The silence of any of the evangelists in reference to an incident or event at which they may have been present, but which possibly they may not have noticed or which they do not record, does not contradict in the least the testimony of one who says such an incident occurred. The fact of the marriage in Cana is not at all disturbed because John is the only witness who testifies to it. So if one writer states a part of an incident or of a discourse which another writer omits, while the latter gives a part which the first omits, there is no contradiction. Matthew (xx. 20) says the mother of Zebedee's children made a certain request which Mark (x. 35) says the children themselves made. But this is not inconsistent: the children united with the mother in the request. Matthew calls attention to one party; Mark, to another. Nothing can be more unreasonable than the cavil that stumbles at such difficulties.

The rule before us applies to that extraordinary doubt of modern criticism—whether the Israelites were ever in Egypt, because, as affirmed, the monuments do not record their presence nor their flight nor the destruction of the Egyptian host at the Red Sea. Now, leaving out of the argument the strong probability that the monuments do refer to their presence in Egypt, and the further probability that the Egyptians would not be likely to preserve on their monuments the record of their own ignominy and overthrow, the objection could not stand for a moment in any court of justice in the presence of the positive testimony of the record to the history in Egypt—all the more as this testimony is sustained by an extraordinary weight of incidental corroborative evidence, and is involved in the whole subsequent history of the nation.

Grant, if you will, that there are improbabilities in parts of the history; still, the courts rule that "mere improbability can rarely supply a sufficient ground for disbelieving direct and unexceptionable witnesses of the fact where there was no room for mistake" (Starkie, i. 558; see also Greenleaf on Ev., i. 1, 14, 15). That canon, fairly applied, sweeps away no inconsiderable portion of the objections to the Scripture histories. Take the great decisive fact of the resurrection of Christ—a fact that carries with it the whole Christian system and the verity of the whole Christian revelation. It is a fact of testimony—of the testimony of many witnesses, under a great variety of circumstances, at many times and places, and extending through so long a period as to preclude all reasonable or admissible supposition of "mistake." No fact of ancient history can be proved by testimony if the resurrection of Christ cannot be. The proof stands by itself, positive, direct, unexceptionable as to the character and capacity of the witnesses. It is proof that the law declares cannot be set aside by "mere improbability;" and if this fact is established, everything essential to Christianity is established. The seal of the risen Christ is on the Old Testament; his blood is on the New Testament. It is, throughout, the living book of the slain and living Lord.

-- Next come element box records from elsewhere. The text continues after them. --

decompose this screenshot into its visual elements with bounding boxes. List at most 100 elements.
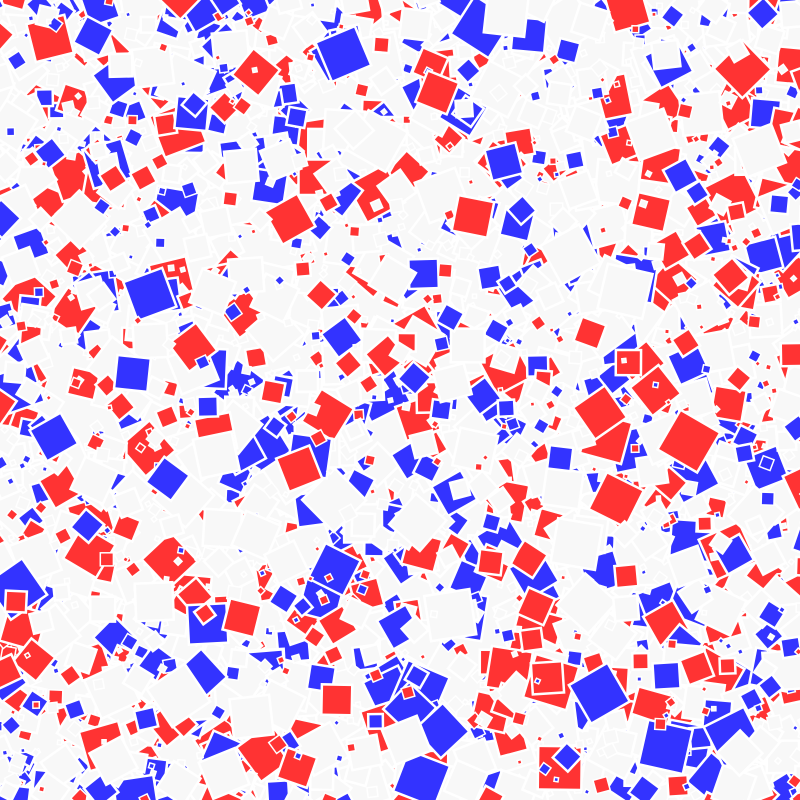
square-shape (753, 703, 764, 714)
square-shape (179, 266, 187, 274)
square-shape (329, 8, 337, 16)
square-shape (139, 15, 158, 35)
square-shape (27, 14, 35, 22)
square-shape (32, 701, 41, 709)
square-shape (163, 575, 170, 583)
square-shape (143, 499, 153, 508)
square-shape (154, 237, 166, 249)
square-shape (388, 197, 405, 214)
square-shape (157, 186, 167, 197)
square-shape (241, 364, 253, 376)
square-shape (375, 215, 385, 225)
square-shape (415, 144, 437, 166)
square-shape (121, 555, 130, 564)
square-shape (312, 204, 323, 214)
square-shape (655, 2, 664, 10)
square-shape (168, 435, 180, 447)
square-shape (46, 701, 59, 715)
square-shape (697, 516, 713, 532)
square-shape (496, 398, 517, 419)
square-shape (548, 156, 558, 166)
square-shape (565, 309, 574, 319)
square-shape (389, 317, 396, 325)
square-shape (128, 736, 139, 747)
square-shape (718, 656, 737, 676)
square-shape (721, 236, 729, 244)
square-shape (708, 163, 716, 171)
square-shape (127, 253, 135, 261)
square-shape (644, 169, 653, 178)
square-shape (222, 147, 261, 185)
square-shape (293, 63, 304, 73)
square-shape (598, 225, 608, 235)
square-shape (708, 170, 720, 182)
square-shape (51, 582, 72, 602)
square-shape (0, 720, 4, 732)
square-shape (767, 192, 791, 216)
square-shape (778, 0, 800, 30)
square-shape (701, 584, 713, 596)
square-shape (242, 15, 256, 28)
square-shape (124, 10, 132, 19)
square-shape (131, 321, 170, 360)
square-shape (529, 401, 536, 408)
square-shape (182, 232, 213, 263)
square-shape (69, 376, 83, 390)
square-shape (754, 85, 764, 95)
square-shape (268, 625, 276, 633)
square-shape (501, 55, 517, 71)
square-shape (611, 594, 641, 623)
square-shape (240, 479, 250, 488)
square-shape (92, 677, 106, 691)
square-shape (701, 363, 712, 375)
square-shape (126, 114, 138, 126)
square-shape (501, 44, 510, 52)
square-shape (676, 102, 694, 120)
square-shape (228, 647, 250, 669)
square-shape (563, 148, 587, 172)
square-shape (433, 335, 451, 353)
square-shape (474, 462, 484, 472)
square-shape (353, 82, 370, 99)
square-shape (322, 250, 330, 258)
square-shape (352, 343, 359, 351)
square-shape (612, 80, 621, 89)
square-shape (516, 758, 523, 766)
square-shape (334, 753, 344, 763)
square-shape (540, 465, 586, 511)
square-shape (454, 98, 475, 119)
square-shape (778, 635, 800, 660)
square-shape (583, 787, 591, 796)
square-shape (147, 761, 156, 771)
square-shape (7, 309, 15, 317)
square-shape (545, 443, 575, 473)
square-shape (227, 233, 237, 243)
square-shape (120, 223, 131, 234)
square-shape (368, 487, 377, 496)
square-shape (791, 317, 800, 327)
square-shape (491, 128, 507, 143)
square-shape (290, 170, 299, 178)
square-shape (631, 24, 640, 34)
square-shape (620, 357, 628, 364)
square-shape (533, 677, 542, 685)
square-shape (0, 522, 4, 532)
square-shape (400, 684, 416, 701)
square-shape (578, 48, 589, 58)
square-shape (651, 11, 657, 18)
square-shape (728, 308, 736, 317)
square-shape (292, 353, 301, 362)
square-shape (196, 395, 220, 419)
square-shape (590, 465, 598, 474)
square-shape (337, 22, 346, 31)
square-shape (789, 274, 798, 283)
square-shape (788, 220, 800, 253)
square-shape (475, 547, 506, 577)
square-shape (651, 660, 682, 692)
square-shape (320, 263, 329, 272)
square-shape (518, 626, 546, 654)
square-shape (588, 367, 601, 380)
square-shape (295, 575, 307, 588)
square-shape (5, 126, 16, 137)
square-shape (614, 348, 643, 377)
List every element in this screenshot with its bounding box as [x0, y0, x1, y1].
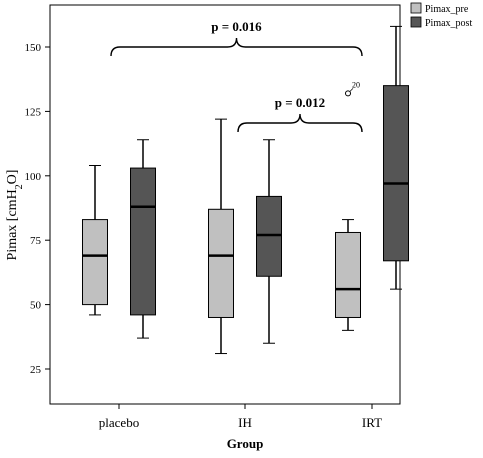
x-category-label: placebo [99, 415, 139, 430]
outlier-point [345, 90, 351, 97]
y-axis: 25 50 75 100 125 150 [25, 42, 50, 376]
box-Pimax_post-IRT [383, 25, 409, 290]
y-axis-title-end: O] [5, 170, 20, 185]
y-tick-label: 75 [30, 235, 42, 247]
plot-frame [49, 4, 401, 405]
y-tick-label: 150 [25, 42, 42, 54]
y-tick-label: 125 [25, 106, 42, 118]
boxes: 20 [82, 25, 409, 355]
legend-swatch [410, 2, 422, 14]
box-iqr [383, 85, 409, 262]
box-iqr [208, 208, 234, 318]
box-iqr [335, 231, 361, 318]
x-axis: placebo IH IRT [99, 404, 382, 430]
significance-annotations: p = 0.016 p = 0.012 [110, 19, 363, 133]
box-Pimax_post-IH [256, 139, 282, 344]
y-axis-title: Pimax [cmH2O] [5, 170, 25, 261]
legend-swatch [410, 16, 422, 28]
legend-label: Pimax_post [425, 18, 472, 29]
x-category-label: IH [238, 415, 252, 430]
box-iqr [82, 219, 108, 306]
y-tick-label: 100 [25, 171, 42, 183]
plot-area [49, 4, 401, 405]
legend: Pimax_pre Pimax_post [410, 2, 472, 29]
x-axis-title: Group [227, 436, 264, 451]
box-Pimax_pre-IH [208, 118, 234, 355]
box-Pimax_pre-IRT [335, 219, 361, 331]
y-tick-label: 50 [30, 300, 42, 312]
p-value-label: p = 0.016 [211, 19, 262, 34]
legend-label: Pimax_pre [425, 4, 469, 15]
box-Pimax_pre-placebo [82, 164, 108, 316]
p-value-label: p = 0.012 [275, 95, 325, 110]
y-axis-title-main: Pimax [cmH [5, 189, 20, 260]
y-tick-label: 25 [30, 364, 42, 376]
outlier-leader [349, 88, 354, 92]
box-iqr [256, 195, 282, 277]
x-category-label: IRT [362, 415, 382, 430]
box-Pimax_post-placebo [130, 139, 156, 339]
significance-brace [237, 113, 363, 133]
box-iqr [130, 167, 156, 316]
outlier-label: 20 [352, 80, 360, 89]
significance-brace [110, 37, 363, 57]
y-axis-title-subscript: 2 [14, 184, 25, 189]
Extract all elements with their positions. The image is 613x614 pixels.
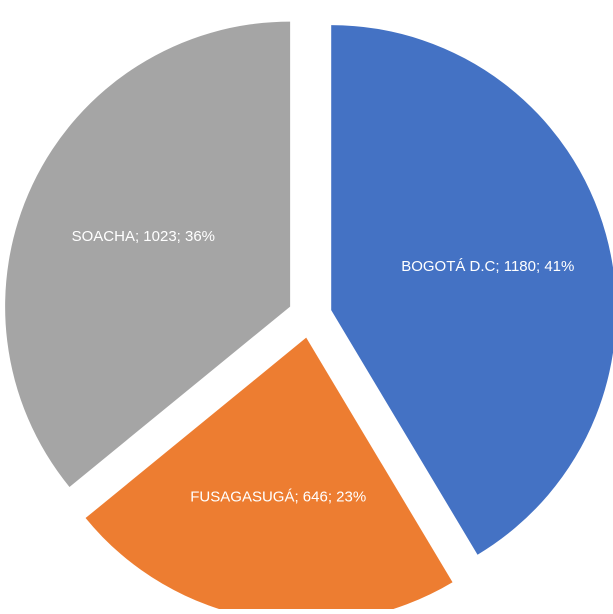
pie-slice <box>5 21 291 487</box>
pie-slice <box>85 337 453 614</box>
data-label: SOACHA; 1023; 36% <box>72 228 215 245</box>
pie-slice <box>331 25 613 555</box>
data-label: FUSAGASUGÁ; 646; 23% <box>190 489 366 506</box>
data-label: BOGOTÁ D.C; 1180; 41% <box>401 258 574 275</box>
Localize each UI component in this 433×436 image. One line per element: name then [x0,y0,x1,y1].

Another very important rule of law is this: "In cases of conflicting evidence, the first step in the process of inquiry must naturally and obviously be to ascertain whether the apparent inconsistencies and incongruities which it presents may not without violence be reconciled" (Starkie, i. 578). "Where there is an apparent inconsistency or contradiction in the testimony of witnesses, such construction shall be put upon it as to make it agree if possible, for perjury is not to be presumed" (6 Conn. 189). Nothing is more remarkable than the constant violation of this rule by many of the critics of the Bible; their effort is to see, not if the testimony can be made to agree, but if by any possibility it can be forced to appear contradictory. It is hardly putting it too strongly to say that many of these efforts would not be considered respectable, and would not be tolerated by the critics themselves, if they concerned any other book than the Bible and any other subject than Christianity.

The courts take even stronger ground on the obligation of harmonizing apparently conflicting evidence. If the elements of reconciliation are not found in the evidence itself, they insist on the admission of any reasonable supposition that will explain the difficulty.